No, no. As my last girlfriend said to me, "It's not you, it's me." EE fires off the editing on the same machine as my browsing, which is not where my primary emacs runs. I'm essentially using windows as an X terminal, with the additional task of running my browsers. If I ran my browser under unix, it would be pretty handy. The emacs I have installed on Windows is just for experimentation. If there was a way to make the helper app or gnuclient load up the buffer under my Unix Xemacs from my Windows browser, that would be pretty sweet (I do seem to remember someone did this with gnuclient once but it's been a long time since I saw that). And it would be so complicated that I can't imagine it working as reliably as FTP. Beyond that, having dired available on Zope is pretty sweet. There are times when I want to edit three or four files in a row. Emacs pops back to the dired buffer when I'm done editing the file, making it easy to edit the next one. Doing that with ZMI and EE would involve several mouse clicks, scrolls, http transfers, and hand movements that I can avoid with emacs. EE is a really great product. But us Emacs users get pretty stuck in our ways.* * Author does not speak for all Emacs users.

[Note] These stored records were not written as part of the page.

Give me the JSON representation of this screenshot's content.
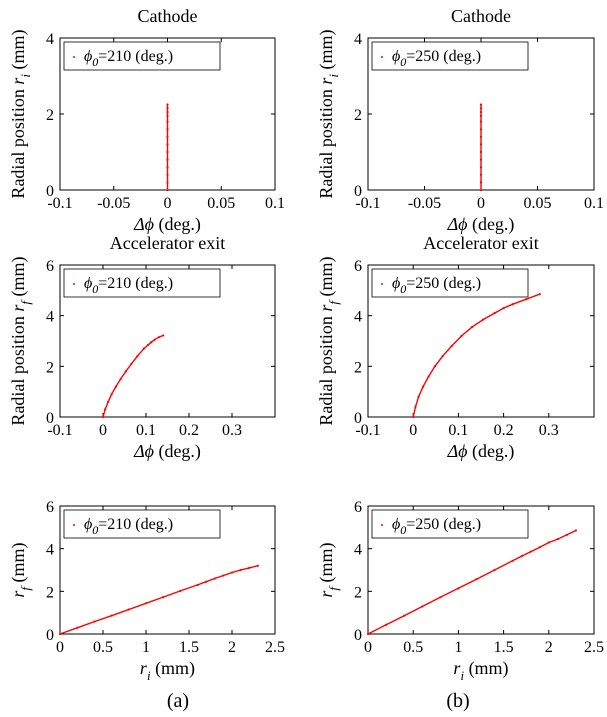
{
  "figure": {
    "captions": [
      "(a)",
      "(b)"
    ]
  },
  "chart_data": [
    {
      "id": "a1",
      "type": "scatter",
      "title": "Cathode",
      "ylabel_prefix": "Radial position ",
      "ylabel_var": "r",
      "ylabel_sub": "i",
      "ylabel_suffix": " (mm)",
      "xlabel_var": "Δϕ",
      "xlabel_suffix": " (deg.)",
      "xlim": [
        -0.1,
        0.1
      ],
      "ylim": [
        0,
        4
      ],
      "xticks": [
        "-0.1",
        "-0.05",
        "0",
        "0.05",
        "0.1"
      ],
      "xtick_values": [
        -0.1,
        -0.05,
        0,
        0.05,
        0.1
      ],
      "yticks": [
        "0",
        "2",
        "4"
      ],
      "ytick_values": [
        0,
        2,
        4
      ],
      "grid": false,
      "legend_position": "top-left",
      "legend_var": "ϕ",
      "legend_sub": "0",
      "legend_value": "=210 (deg.)",
      "series_color": "#ff0000",
      "points": [
        [
          0,
          0.0
        ],
        [
          0,
          0.2
        ],
        [
          0,
          0.4
        ],
        [
          0,
          0.6
        ],
        [
          0,
          0.8
        ],
        [
          0,
          1.0
        ],
        [
          0,
          1.2
        ],
        [
          0,
          1.4
        ],
        [
          0,
          1.6
        ],
        [
          0,
          1.8
        ],
        [
          0,
          1.95
        ],
        [
          0,
          2.05
        ],
        [
          0,
          2.15
        ],
        [
          0,
          2.25
        ]
      ]
    },
    {
      "id": "b1",
      "type": "scatter",
      "title": "Cathode",
      "ylabel_prefix": "Radial position ",
      "ylabel_var": "r",
      "ylabel_sub": "i",
      "ylabel_suffix": " (mm)",
      "xlabel_var": "Δϕ",
      "xlabel_suffix": " (deg.)",
      "xlim": [
        -0.1,
        0.1
      ],
      "ylim": [
        0,
        4
      ],
      "xticks": [
        "-0.1",
        "-0.05",
        "0",
        "0.05",
        "0.1"
      ],
      "xtick_values": [
        -0.1,
        -0.05,
        0,
        0.05,
        0.1
      ],
      "yticks": [
        "0",
        "2",
        "4"
      ],
      "ytick_values": [
        0,
        2,
        4
      ],
      "grid": false,
      "legend_position": "top-left",
      "legend_var": "ϕ",
      "legend_sub": "0",
      "legend_value": "=250 (deg.)",
      "series_color": "#ff0000",
      "points": [
        [
          0,
          0.0
        ],
        [
          0,
          0.2
        ],
        [
          0,
          0.4
        ],
        [
          0,
          0.6
        ],
        [
          0,
          0.8
        ],
        [
          0,
          1.0
        ],
        [
          0,
          1.2
        ],
        [
          0,
          1.4
        ],
        [
          0,
          1.6
        ],
        [
          0,
          1.8
        ],
        [
          0,
          1.95
        ],
        [
          0,
          2.05
        ],
        [
          0,
          2.15
        ],
        [
          0,
          2.25
        ]
      ]
    },
    {
      "id": "a2",
      "type": "scatter",
      "title": "Accelerator exit",
      "ylabel_prefix": "Radial position ",
      "ylabel_var": "r",
      "ylabel_sub": "f",
      "ylabel_suffix": " (mm)",
      "xlabel_var": "Δϕ",
      "xlabel_suffix": " (deg.)",
      "xlim": [
        -0.1,
        0.4
      ],
      "ylim": [
        0,
        6
      ],
      "xticks": [
        "-0.1",
        "0",
        "0.1",
        "0.2",
        "0.3"
      ],
      "xtick_values": [
        -0.1,
        0,
        0.1,
        0.2,
        0.3
      ],
      "yticks": [
        "0",
        "2",
        "4",
        "6"
      ],
      "ytick_values": [
        0,
        2,
        4,
        6
      ],
      "grid": false,
      "legend_position": "top-left",
      "legend_var": "ϕ",
      "legend_sub": "0",
      "legend_value": "=210 (deg.)",
      "series_color": "#ff0000",
      "points": [
        [
          0,
          0
        ],
        [
          0.005,
          0.3
        ],
        [
          0.012,
          0.6
        ],
        [
          0.02,
          0.9
        ],
        [
          0.03,
          1.2
        ],
        [
          0.041,
          1.5
        ],
        [
          0.053,
          1.8
        ],
        [
          0.066,
          2.1
        ],
        [
          0.08,
          2.4
        ],
        [
          0.095,
          2.7
        ],
        [
          0.105,
          2.85
        ],
        [
          0.112,
          2.95
        ],
        [
          0.12,
          3.05
        ],
        [
          0.13,
          3.15
        ],
        [
          0.14,
          3.22
        ]
      ]
    },
    {
      "id": "b2",
      "type": "scatter",
      "title": "Accelerator exit",
      "ylabel_prefix": "Radial position ",
      "ylabel_var": "r",
      "ylabel_sub": "f",
      "ylabel_suffix": " (mm)",
      "xlabel_var": "Δϕ",
      "xlabel_suffix": " (deg.)",
      "xlim": [
        -0.1,
        0.4
      ],
      "ylim": [
        0,
        6
      ],
      "xticks": [
        "-0.1",
        "0",
        "0.1",
        "0.2",
        "0.3"
      ],
      "xtick_values": [
        -0.1,
        0,
        0.1,
        0.2,
        0.3
      ],
      "yticks": [
        "0",
        "2",
        "4",
        "6"
      ],
      "ytick_values": [
        0,
        2,
        4,
        6
      ],
      "grid": false,
      "legend_position": "top-left",
      "legend_var": "ϕ",
      "legend_sub": "0",
      "legend_value": "=250 (deg.)",
      "series_color": "#ff0000",
      "points": [
        [
          0,
          0
        ],
        [
          0.005,
          0.4
        ],
        [
          0.012,
          0.8
        ],
        [
          0.022,
          1.2
        ],
        [
          0.034,
          1.6
        ],
        [
          0.048,
          2.0
        ],
        [
          0.065,
          2.4
        ],
        [
          0.085,
          2.8
        ],
        [
          0.107,
          3.2
        ],
        [
          0.13,
          3.55
        ],
        [
          0.155,
          3.85
        ],
        [
          0.18,
          4.1
        ],
        [
          0.2,
          4.3
        ],
        [
          0.22,
          4.45
        ],
        [
          0.25,
          4.65
        ],
        [
          0.28,
          4.85
        ]
      ]
    },
    {
      "id": "a3",
      "type": "scatter",
      "title": "",
      "ylabel_prefix": "",
      "ylabel_var": "r",
      "ylabel_sub": "f",
      "ylabel_suffix": " (mm)",
      "xlabel_var": "r",
      "xlabel_sub": "i",
      "xlabel_suffix": " (mm)",
      "xlim": [
        0,
        2.5
      ],
      "ylim": [
        0,
        6
      ],
      "xticks": [
        "0",
        "0.5",
        "1",
        "1.5",
        "2",
        "2.5"
      ],
      "xtick_values": [
        0,
        0.5,
        1,
        1.5,
        2,
        2.5
      ],
      "yticks": [
        "0",
        "2",
        "4",
        "6"
      ],
      "ytick_values": [
        0,
        2,
        4,
        6
      ],
      "grid": false,
      "legend_position": "top-left",
      "legend_var": "ϕ",
      "legend_sub": "0",
      "legend_value": "=210 (deg.)",
      "series_color": "#ff0000",
      "points": [
        [
          0,
          0
        ],
        [
          0.2,
          0.29
        ],
        [
          0.4,
          0.58
        ],
        [
          0.6,
          0.86
        ],
        [
          0.8,
          1.15
        ],
        [
          1.0,
          1.44
        ],
        [
          1.2,
          1.73
        ],
        [
          1.4,
          2.02
        ],
        [
          1.6,
          2.3
        ],
        [
          1.7,
          2.45
        ],
        [
          1.8,
          2.6
        ],
        [
          1.9,
          2.74
        ],
        [
          2.0,
          2.88
        ],
        [
          2.1,
          3.0
        ],
        [
          2.2,
          3.1
        ],
        [
          2.3,
          3.2
        ]
      ]
    },
    {
      "id": "b3",
      "type": "scatter",
      "title": "",
      "ylabel_prefix": "",
      "ylabel_var": "r",
      "ylabel_sub": "f",
      "ylabel_suffix": " (mm)",
      "xlabel_var": "r",
      "xlabel_sub": "i",
      "xlabel_suffix": " (mm)",
      "xlim": [
        0,
        2.5
      ],
      "ylim": [
        0,
        6
      ],
      "xticks": [
        "0",
        "0.5",
        "1",
        "1.5",
        "2",
        "2.5"
      ],
      "xtick_values": [
        0,
        0.5,
        1,
        1.5,
        2,
        2.5
      ],
      "yticks": [
        "0",
        "2",
        "4",
        "6"
      ],
      "ytick_values": [
        0,
        2,
        4,
        6
      ],
      "grid": false,
      "legend_position": "top-left",
      "legend_var": "ϕ",
      "legend_sub": "0",
      "legend_value": "=250 (deg.)",
      "series_color": "#ff0000",
      "points": [
        [
          0,
          0
        ],
        [
          0.2,
          0.43
        ],
        [
          0.4,
          0.86
        ],
        [
          0.6,
          1.29
        ],
        [
          0.8,
          1.72
        ],
        [
          1.0,
          2.14
        ],
        [
          1.2,
          2.57
        ],
        [
          1.4,
          3.0
        ],
        [
          1.6,
          3.43
        ],
        [
          1.7,
          3.65
        ],
        [
          1.8,
          3.86
        ],
        [
          1.9,
          4.07
        ],
        [
          2.0,
          4.29
        ],
        [
          2.1,
          4.45
        ],
        [
          2.2,
          4.65
        ],
        [
          2.3,
          4.85
        ]
      ]
    }
  ]
}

-----Original Message----- From: Casey Duncan [mailto:casey@zope.com] Sent: Friday, August 23, 2002 12:00 PM To: Charlie Reiman; Thomas B. Passin; zope@zope.org Subject: Re: [Zope] [Re] External Editor 0.5 Problem win98 Zope
On Friday 23 August 2002 02:10 pm, Charlie Reiman wrote: [snip]
For my money, the ftp access via xemacs is much easier to use than the ExternalEditor. I'm impressed by EE and it's cool, but it just doesn't work well for me.
Anything I can do to improve it for you or is it more of a paradigm thing?